Are there any sonic elements or methods in your songwriting that you haven’t explored previously?
Yeah, definitely. Because it’s been, what, now three years since our last record and in those intervening years we toured so much and then we swapped out drummers because our last drummer had a little freak-out and quit. So yeah, this is the first record we’ve ever recorded feeling like a lean, mean live band. It rocks more than the other records, sort of more unashamedly.

I’m curious to hear what you think of Radiohead’s pay-what-you-want method.
I think they’re really fucking clever, careerist con men. Yeah, they’re smart. Fuck yeah, they’re smart. It interests me about as much as something Bill Gates would do or what Oprah Winfrey would pick as her book of the month. It’s interesting in that category of “What do people do when they have an insane amount of money at their disposal and the means to make statements writ large.”

Is it a method you could ever see yourself adopting?
I mean, yeah, Well, maybe. I dunno. It already is like people pay what they can, except it’s binary. They either pay or they don’t.

Do you think there’s any integrity on their part, though?
Yeah, I think there’s integrity. But the moment you’re in that realm, words like “integrity” mean a whole other thing. It’s different. That’s why I get so frustrated with, not bands as large as Radiohead, but bands that aren’t quite as large. The moment you become a popular band, the choices should become easier. I’m always surprised at how people generally get more conservative as they get more successful. So it’s like, integrity, I don’t know. It’s something else at that point.

I’ve got one more thing to say about that. When U2 had their big comeback record a few years ago and won the Grammy, I was watching the Grammys with a couple of friends. U2 won and Bono went on this speech, and all he kept talking about was, “It’s great to be the greatest rock ‘n’ roll band in the world again.” At a certain point, when your rent is covered forever, beyond covered, when money is not a concern, I think what concerns bands at that point is stuff like that. It’s weird. It’s a whole other thing. Radiohead aren’t as heinous as that.

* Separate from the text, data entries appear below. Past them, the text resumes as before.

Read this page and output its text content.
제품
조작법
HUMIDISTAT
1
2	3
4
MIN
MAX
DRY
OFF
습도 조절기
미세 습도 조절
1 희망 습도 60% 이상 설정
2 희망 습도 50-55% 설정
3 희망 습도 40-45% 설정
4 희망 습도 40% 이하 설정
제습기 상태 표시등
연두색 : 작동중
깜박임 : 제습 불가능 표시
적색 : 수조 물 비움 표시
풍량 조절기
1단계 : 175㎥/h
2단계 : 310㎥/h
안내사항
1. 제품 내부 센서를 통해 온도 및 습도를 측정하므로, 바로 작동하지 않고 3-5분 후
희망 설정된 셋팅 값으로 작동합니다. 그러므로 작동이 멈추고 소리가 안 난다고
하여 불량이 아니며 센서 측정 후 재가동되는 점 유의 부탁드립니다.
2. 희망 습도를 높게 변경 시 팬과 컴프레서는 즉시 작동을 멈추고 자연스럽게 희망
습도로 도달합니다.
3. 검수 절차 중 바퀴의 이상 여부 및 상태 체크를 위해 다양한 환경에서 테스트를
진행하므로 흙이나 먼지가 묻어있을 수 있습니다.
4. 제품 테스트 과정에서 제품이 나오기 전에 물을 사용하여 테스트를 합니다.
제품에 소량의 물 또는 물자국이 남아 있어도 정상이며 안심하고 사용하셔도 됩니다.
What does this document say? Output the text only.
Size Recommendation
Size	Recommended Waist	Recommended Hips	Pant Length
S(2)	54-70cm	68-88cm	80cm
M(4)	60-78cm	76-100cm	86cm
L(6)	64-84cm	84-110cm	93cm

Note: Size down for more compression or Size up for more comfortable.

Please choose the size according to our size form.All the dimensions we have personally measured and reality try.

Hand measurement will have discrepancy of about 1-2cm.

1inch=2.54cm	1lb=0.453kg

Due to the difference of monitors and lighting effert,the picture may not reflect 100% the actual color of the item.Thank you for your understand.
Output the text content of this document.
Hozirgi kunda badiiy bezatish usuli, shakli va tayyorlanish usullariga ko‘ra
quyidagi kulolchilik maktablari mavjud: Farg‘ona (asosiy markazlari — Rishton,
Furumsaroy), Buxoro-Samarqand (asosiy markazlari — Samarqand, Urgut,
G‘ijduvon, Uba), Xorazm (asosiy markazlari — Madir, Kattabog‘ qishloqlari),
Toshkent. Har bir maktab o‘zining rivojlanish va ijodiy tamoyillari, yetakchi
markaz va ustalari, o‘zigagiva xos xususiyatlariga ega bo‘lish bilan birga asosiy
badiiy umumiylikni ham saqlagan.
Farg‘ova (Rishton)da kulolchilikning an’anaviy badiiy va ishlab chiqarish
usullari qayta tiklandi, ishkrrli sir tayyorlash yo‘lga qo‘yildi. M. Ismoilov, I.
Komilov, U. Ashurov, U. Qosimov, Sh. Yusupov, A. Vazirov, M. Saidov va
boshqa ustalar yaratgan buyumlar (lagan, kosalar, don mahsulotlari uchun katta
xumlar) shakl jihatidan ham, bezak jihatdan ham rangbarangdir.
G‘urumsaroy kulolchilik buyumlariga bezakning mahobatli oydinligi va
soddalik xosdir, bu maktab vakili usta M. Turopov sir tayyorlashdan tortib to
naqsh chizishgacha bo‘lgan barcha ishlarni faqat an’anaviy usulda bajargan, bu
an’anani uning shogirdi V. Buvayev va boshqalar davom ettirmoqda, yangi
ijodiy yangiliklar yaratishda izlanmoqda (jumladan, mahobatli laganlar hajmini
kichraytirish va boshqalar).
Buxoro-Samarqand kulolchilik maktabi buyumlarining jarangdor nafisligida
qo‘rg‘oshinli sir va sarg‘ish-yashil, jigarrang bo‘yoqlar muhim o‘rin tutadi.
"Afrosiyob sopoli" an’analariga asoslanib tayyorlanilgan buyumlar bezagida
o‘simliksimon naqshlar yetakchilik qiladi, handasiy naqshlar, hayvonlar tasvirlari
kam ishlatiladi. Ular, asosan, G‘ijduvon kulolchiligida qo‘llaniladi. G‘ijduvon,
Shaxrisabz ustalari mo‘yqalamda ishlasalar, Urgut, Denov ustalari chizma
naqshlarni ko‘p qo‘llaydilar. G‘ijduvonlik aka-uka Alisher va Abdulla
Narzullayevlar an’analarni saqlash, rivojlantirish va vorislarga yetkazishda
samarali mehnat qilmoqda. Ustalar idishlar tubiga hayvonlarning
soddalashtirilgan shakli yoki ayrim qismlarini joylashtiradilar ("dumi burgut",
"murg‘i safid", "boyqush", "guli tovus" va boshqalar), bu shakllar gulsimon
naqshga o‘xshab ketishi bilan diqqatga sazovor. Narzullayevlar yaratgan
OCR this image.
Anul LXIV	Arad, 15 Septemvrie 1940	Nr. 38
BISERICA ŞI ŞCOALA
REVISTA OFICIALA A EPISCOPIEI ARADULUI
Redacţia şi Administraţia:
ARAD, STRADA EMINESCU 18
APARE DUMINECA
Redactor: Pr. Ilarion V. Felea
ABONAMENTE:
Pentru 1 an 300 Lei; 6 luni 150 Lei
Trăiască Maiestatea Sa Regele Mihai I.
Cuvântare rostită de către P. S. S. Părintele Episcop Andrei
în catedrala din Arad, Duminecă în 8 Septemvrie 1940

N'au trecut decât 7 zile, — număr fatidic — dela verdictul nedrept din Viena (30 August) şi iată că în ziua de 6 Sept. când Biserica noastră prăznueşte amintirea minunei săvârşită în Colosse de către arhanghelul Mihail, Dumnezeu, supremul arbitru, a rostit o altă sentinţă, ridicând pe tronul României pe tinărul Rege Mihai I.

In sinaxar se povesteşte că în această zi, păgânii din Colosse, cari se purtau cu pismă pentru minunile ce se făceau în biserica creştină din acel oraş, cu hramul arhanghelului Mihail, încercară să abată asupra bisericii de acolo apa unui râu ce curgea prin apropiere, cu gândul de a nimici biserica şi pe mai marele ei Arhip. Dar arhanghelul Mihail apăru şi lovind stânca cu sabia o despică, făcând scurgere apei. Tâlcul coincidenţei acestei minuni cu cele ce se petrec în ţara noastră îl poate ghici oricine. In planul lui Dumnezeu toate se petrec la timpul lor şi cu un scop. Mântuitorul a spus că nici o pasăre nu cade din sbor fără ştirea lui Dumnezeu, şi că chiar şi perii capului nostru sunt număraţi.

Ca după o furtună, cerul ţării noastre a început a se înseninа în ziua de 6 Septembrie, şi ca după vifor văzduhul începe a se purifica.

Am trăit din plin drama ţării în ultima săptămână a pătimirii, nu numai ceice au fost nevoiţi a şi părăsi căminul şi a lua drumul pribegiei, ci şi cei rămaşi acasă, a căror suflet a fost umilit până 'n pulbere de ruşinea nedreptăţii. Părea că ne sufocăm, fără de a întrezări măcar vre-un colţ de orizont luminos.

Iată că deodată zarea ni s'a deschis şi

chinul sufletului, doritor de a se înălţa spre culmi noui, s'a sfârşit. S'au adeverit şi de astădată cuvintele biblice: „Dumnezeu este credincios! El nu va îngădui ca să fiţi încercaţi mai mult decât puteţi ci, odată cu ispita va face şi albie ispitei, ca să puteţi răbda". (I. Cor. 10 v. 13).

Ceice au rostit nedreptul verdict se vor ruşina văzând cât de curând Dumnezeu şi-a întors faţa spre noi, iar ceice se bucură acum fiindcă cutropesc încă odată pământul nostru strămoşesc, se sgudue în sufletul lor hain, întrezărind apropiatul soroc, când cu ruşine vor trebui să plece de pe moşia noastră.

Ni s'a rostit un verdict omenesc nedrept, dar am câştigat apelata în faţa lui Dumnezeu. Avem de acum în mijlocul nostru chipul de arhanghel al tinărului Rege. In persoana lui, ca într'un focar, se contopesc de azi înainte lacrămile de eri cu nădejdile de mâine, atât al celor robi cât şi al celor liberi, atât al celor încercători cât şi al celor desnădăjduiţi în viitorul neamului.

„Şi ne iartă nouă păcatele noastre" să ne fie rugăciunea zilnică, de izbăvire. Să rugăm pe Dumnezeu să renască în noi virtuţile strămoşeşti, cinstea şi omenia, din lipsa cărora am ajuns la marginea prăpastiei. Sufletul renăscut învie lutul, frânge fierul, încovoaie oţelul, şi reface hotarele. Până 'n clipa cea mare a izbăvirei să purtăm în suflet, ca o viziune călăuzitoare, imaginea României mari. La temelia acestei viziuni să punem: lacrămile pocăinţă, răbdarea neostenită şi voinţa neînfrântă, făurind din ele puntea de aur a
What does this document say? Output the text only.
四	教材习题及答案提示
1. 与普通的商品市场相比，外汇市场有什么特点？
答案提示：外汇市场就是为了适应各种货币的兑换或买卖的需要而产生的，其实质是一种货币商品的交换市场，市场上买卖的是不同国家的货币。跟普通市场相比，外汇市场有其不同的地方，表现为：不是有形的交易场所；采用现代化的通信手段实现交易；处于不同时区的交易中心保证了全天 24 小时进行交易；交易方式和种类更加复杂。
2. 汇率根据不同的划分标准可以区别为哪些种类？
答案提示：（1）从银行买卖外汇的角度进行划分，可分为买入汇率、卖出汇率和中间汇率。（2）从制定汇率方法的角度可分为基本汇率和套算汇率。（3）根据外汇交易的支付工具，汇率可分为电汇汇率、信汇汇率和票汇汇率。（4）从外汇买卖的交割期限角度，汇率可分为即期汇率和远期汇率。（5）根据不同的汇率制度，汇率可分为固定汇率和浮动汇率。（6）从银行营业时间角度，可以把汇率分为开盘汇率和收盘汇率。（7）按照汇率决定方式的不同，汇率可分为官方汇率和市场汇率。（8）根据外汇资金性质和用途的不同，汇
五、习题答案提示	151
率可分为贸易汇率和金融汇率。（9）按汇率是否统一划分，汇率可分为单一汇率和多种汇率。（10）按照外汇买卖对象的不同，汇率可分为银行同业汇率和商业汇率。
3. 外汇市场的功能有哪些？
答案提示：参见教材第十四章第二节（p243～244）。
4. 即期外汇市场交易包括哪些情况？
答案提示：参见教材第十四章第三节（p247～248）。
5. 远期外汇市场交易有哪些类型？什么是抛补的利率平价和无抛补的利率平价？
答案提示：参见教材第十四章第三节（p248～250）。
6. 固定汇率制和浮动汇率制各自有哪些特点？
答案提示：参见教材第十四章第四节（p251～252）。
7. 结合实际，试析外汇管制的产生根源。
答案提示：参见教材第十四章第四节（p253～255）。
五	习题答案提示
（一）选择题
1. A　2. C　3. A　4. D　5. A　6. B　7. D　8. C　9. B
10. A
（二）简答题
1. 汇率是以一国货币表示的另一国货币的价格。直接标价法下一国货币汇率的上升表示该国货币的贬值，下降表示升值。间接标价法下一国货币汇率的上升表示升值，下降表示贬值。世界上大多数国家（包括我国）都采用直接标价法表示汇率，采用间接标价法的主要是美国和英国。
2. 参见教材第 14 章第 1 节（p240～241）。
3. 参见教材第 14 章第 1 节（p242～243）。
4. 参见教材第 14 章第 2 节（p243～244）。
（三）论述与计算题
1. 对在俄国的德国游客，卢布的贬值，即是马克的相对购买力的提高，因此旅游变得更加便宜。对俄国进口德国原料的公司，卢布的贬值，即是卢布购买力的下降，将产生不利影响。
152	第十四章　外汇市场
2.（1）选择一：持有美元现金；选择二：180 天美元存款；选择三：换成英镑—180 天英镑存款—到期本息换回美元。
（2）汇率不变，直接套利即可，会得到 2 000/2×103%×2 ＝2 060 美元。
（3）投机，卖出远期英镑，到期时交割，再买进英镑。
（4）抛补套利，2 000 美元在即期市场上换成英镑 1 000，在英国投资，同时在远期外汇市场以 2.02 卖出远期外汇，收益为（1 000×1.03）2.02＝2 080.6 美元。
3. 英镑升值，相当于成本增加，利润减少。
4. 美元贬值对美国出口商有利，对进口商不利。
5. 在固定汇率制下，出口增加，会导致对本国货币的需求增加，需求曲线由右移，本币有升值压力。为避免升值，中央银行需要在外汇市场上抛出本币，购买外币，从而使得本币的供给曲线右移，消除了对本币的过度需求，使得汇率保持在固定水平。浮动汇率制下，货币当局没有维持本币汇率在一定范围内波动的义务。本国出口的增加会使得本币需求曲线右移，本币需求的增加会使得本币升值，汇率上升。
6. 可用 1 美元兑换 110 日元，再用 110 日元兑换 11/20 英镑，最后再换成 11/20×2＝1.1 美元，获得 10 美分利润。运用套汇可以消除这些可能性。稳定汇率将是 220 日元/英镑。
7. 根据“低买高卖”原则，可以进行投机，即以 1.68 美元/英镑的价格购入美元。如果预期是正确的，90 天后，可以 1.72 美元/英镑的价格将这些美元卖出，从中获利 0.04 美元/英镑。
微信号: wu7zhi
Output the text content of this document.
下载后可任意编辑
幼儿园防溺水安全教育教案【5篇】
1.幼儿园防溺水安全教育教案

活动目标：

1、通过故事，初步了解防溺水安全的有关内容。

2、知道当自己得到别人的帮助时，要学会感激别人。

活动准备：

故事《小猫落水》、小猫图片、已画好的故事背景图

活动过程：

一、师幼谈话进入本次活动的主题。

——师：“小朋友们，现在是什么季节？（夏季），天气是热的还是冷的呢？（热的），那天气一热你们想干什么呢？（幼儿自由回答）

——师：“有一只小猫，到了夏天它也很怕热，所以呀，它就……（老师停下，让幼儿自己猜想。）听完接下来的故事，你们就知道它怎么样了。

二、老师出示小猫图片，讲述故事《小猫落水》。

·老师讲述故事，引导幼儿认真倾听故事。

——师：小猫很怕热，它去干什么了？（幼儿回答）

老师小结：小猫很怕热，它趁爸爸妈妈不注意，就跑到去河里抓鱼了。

But it gets kind of boring.

You’ve been a longtime critic of the record industry, both the major labels and the indie labels. Does it give you any satisfaction that it’s fallen under such hard times?
No. It really doesn’t. It really doesn’t because who’s profiting is Apple computers and every single high-speed Internet provider in every wealthy country of the world. The new boss is the same as the old boss, except musicians are earning less money.

And that’s a shame.
Yeah, well, as a musician who’s barely clinging on month by month and always has been, for this class of musicians, yeah, it is a shame.

I was a bit surprised when I heard one of your songs on the commercial for the new season of Lost. How did that come about?
We got contacted by them that they were gonna run an ad for two weeks, and they offered us a crazy amount of money. Our first question was, “What song?” In hindsight, there were maybe four songs they could have picked where we would have said yes. They were songs that didn’t have words or were diaphanous enough, you know what I mean? And they picked one of those songs. And there are some people in the band who like that show.

Are you a fan?
I do like that show, yeah. It was that simple.